Brian Atwood’s challenge to Shah and the team running the lab is to look beyond the U.S. Agency for International Development to amplify new insights into using science, technology, innovation and partnerships to eradicate extreme poverty.
“The question becomes: Is this just designed to help USAID achieve its mission or is it going to be shared with partner countries and with other donors?” Atwood, the agency’s chief from 1993 to 1999, said in a conversation with Devex. “I’d like to see more of it shared.”
While USAID has a long history of engaging U.S. society and academia, it is now doing so more strategically, he suggested.
Under Shah’s leadership, the agency is “once again tapping into that source of knowledge more effectively than it has in many years,” Atwood said, adding that the current aid chief deserves a lot of credit.
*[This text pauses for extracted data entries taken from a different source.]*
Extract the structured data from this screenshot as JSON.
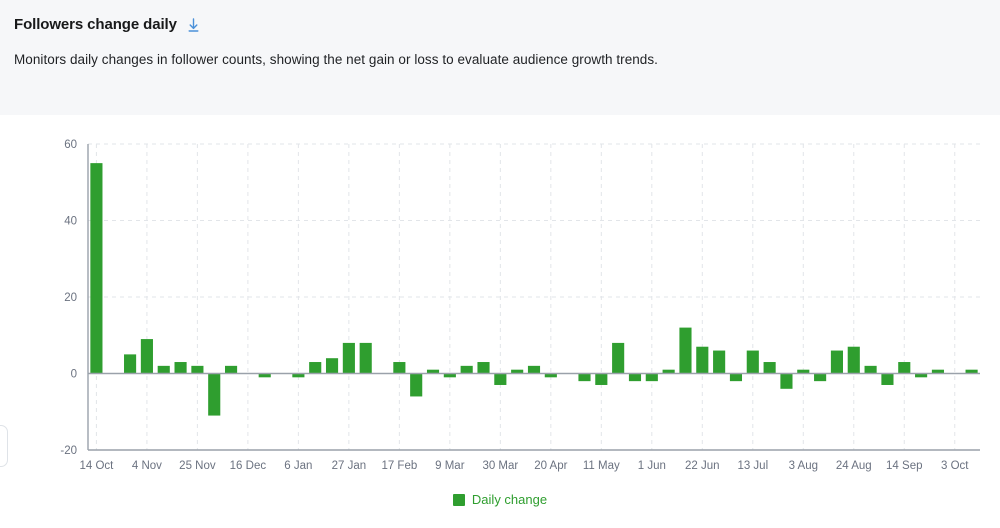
{
  "header": {
    "title": "Followers change daily",
    "download_icon": "download-icon",
    "subtitle": "Monitors daily changes in follower counts, showing the net gain or loss to evaluate audience growth trends."
  },
  "colors": {
    "bar": "#2f9e2f",
    "legend_text": "#2f9e2f",
    "header_bg": "#f6f7f9",
    "axis": "#9aa1aa",
    "grid": "#e2e5e9",
    "tick_text": "#6b7280",
    "download_icon": "#4a90d9"
  },
  "legend": {
    "items": [
      {
        "label": "Daily change",
        "color": "#2f9e2f"
      }
    ]
  },
  "chart_data": {
    "type": "bar",
    "title": "Followers change daily",
    "xlabel": "",
    "ylabel": "",
    "ylim": [
      -20,
      60
    ],
    "yticks": [
      -20,
      0,
      20,
      40,
      60
    ],
    "grid": true,
    "legend_position": "bottom",
    "series": [
      {
        "name": "Daily change",
        "color": "#2f9e2f",
        "values": [
          55,
          0,
          5,
          9,
          2,
          3,
          2,
          -11,
          2,
          0,
          -1,
          0,
          -1,
          3,
          4,
          8,
          8,
          0,
          3,
          -6,
          1,
          -1,
          2,
          3,
          -3,
          1,
          2,
          -1,
          0,
          -2,
          -3,
          8,
          -2,
          -2,
          1,
          12,
          7,
          6,
          -2,
          6,
          3,
          -4,
          1,
          -2,
          6,
          7,
          2,
          -3,
          3,
          -1,
          1,
          0,
          1
        ]
      }
    ],
    "categories": [
      "14 Oct",
      "",
      "",
      "4 Nov",
      "",
      "",
      "25 Nov",
      "",
      "",
      "16 Dec",
      "",
      "",
      "6 Jan",
      "",
      "",
      "27 Jan",
      "",
      "",
      "17 Feb",
      "",
      "",
      "9 Mar",
      "",
      "",
      "30 Mar",
      "",
      "",
      "20 Apr",
      "",
      "",
      "11 May",
      "",
      "",
      "1 Jun",
      "",
      "",
      "22 Jun",
      "",
      "",
      "13 Jul",
      "",
      "",
      "3 Aug",
      "",
      "",
      "24 Aug",
      "",
      "",
      "14 Sep",
      "",
      "",
      "3 Oct",
      ""
    ],
    "xticks": [
      {
        "index": 0,
        "label": "14 Oct"
      },
      {
        "index": 3,
        "label": "4 Nov"
      },
      {
        "index": 6,
        "label": "25 Nov"
      },
      {
        "index": 9,
        "label": "16 Dec"
      },
      {
        "index": 12,
        "label": "6 Jan"
      },
      {
        "index": 15,
        "label": "27 Jan"
      },
      {
        "index": 18,
        "label": "17 Feb"
      },
      {
        "index": 21,
        "label": "9 Mar"
      },
      {
        "index": 24,
        "label": "30 Mar"
      },
      {
        "index": 27,
        "label": "20 Apr"
      },
      {
        "index": 30,
        "label": "11 May"
      },
      {
        "index": 33,
        "label": "1 Jun"
      },
      {
        "index": 36,
        "label": "22 Jun"
      },
      {
        "index": 39,
        "label": "13 Jul"
      },
      {
        "index": 42,
        "label": "3 Aug"
      },
      {
        "index": 45,
        "label": "24 Aug"
      },
      {
        "index": 48,
        "label": "14 Sep"
      },
      {
        "index": 51,
        "label": "3 Oct"
      }
    ]
  }
}
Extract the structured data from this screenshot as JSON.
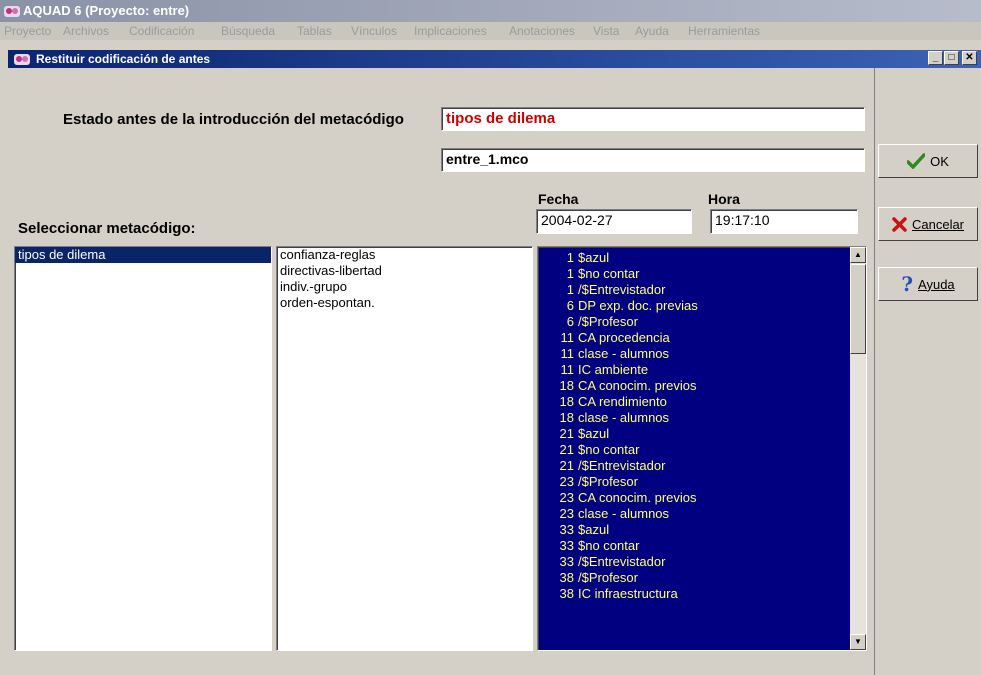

And as USAID continues to innovate, it’s important that the agency shows its leadership in the broader global development community, through fora such as the Global Partnership for Effective Development Co-operation and the OECD’s Development Assistance Committee, he noted.
“I wish the administrator would spend more time on development diplomacy,” Atwood said, “but he’s got his hands full with a lot of other things too.”
The U.S. Global Development Lab, launched earlier this month, merged USAID’s Office of Science and Technology with the Office of Innovation and Development Alliances. The initiative is seen as a legacy project for Shah, only 37 when he was appointed by President Barack Obama to lead the agency in 2010.